Somali feminist writer (born c. 1950)

Saida Hagi-Dirie Herzi (born c. 1950) is a Somali feminist writer. Her English-language short stories, which use semi-autobiographical narratives and thinly veiled allegories to discuss social issues in her native Somalia, have been widely anthologized.

== Early life and education ==
Saida Hagi-Dirie Herzi was born in Mogadishu, Somalia, in the 1950s.

As a child she was subjected to female genital mutilation. The practice is near-universal in Somalia but has been widely criticized internationally. Herzi would later critically revisit the experience in her writing.

Herzi attended King Abdulaziz University in Jeddah, Saudi Arabia, where she graduated with a bachelor's degree in English literature. She later obtained a master's degree from the American University in Cairo.

== Writing ==
Herzi was one of the first Somali writers to produce English-language fiction. Her work deals with Somali sociopolitical issues through a feminist lens, advocating for women's rights and against female genital mutilation and government corruption.

Her first published story, "Against the Pleasure Principle", was initially printed in 1990 in the journal of the Index on Censorship, as there was concern that the brutal depiction of female genital mutilation in the story would be censored.

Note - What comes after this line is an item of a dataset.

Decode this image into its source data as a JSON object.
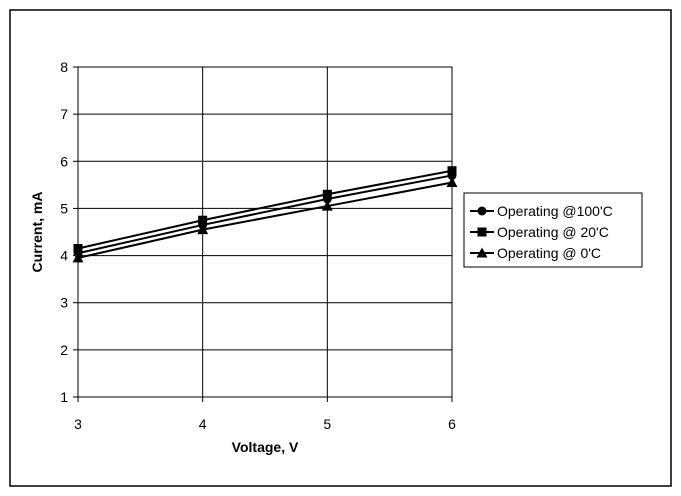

The story contains elements of autobiography, as Herzi herself was subject to the procedure. "Against the Pleasure Principle" was later anthologized elsewhere, including in the 1992 anthology Daughters of Africa (edited by Margaret Busby).

In 1992, Herzi's story "Government by Magic Spell" was included in The Heinemann Book of Contemporary African Short Stories (edited by Chinua Achebe and C. L. Innes). The story was later chosen to be broadcast as part of BBC Radio's Human Cradle series in 2012. "Government by Magic Spell" criticizes corrupt politics and is considered a thinly veiled allegory for the reality in Somalia at the time.

Her other stories include "The Barren Stick", first published in 2002.

Herzi has also taught English at King Abdulaziz University. She no longer lives full-time in Somalia, instead splitting her time among several countries, including the United Kingdom, the United States, and Kenya.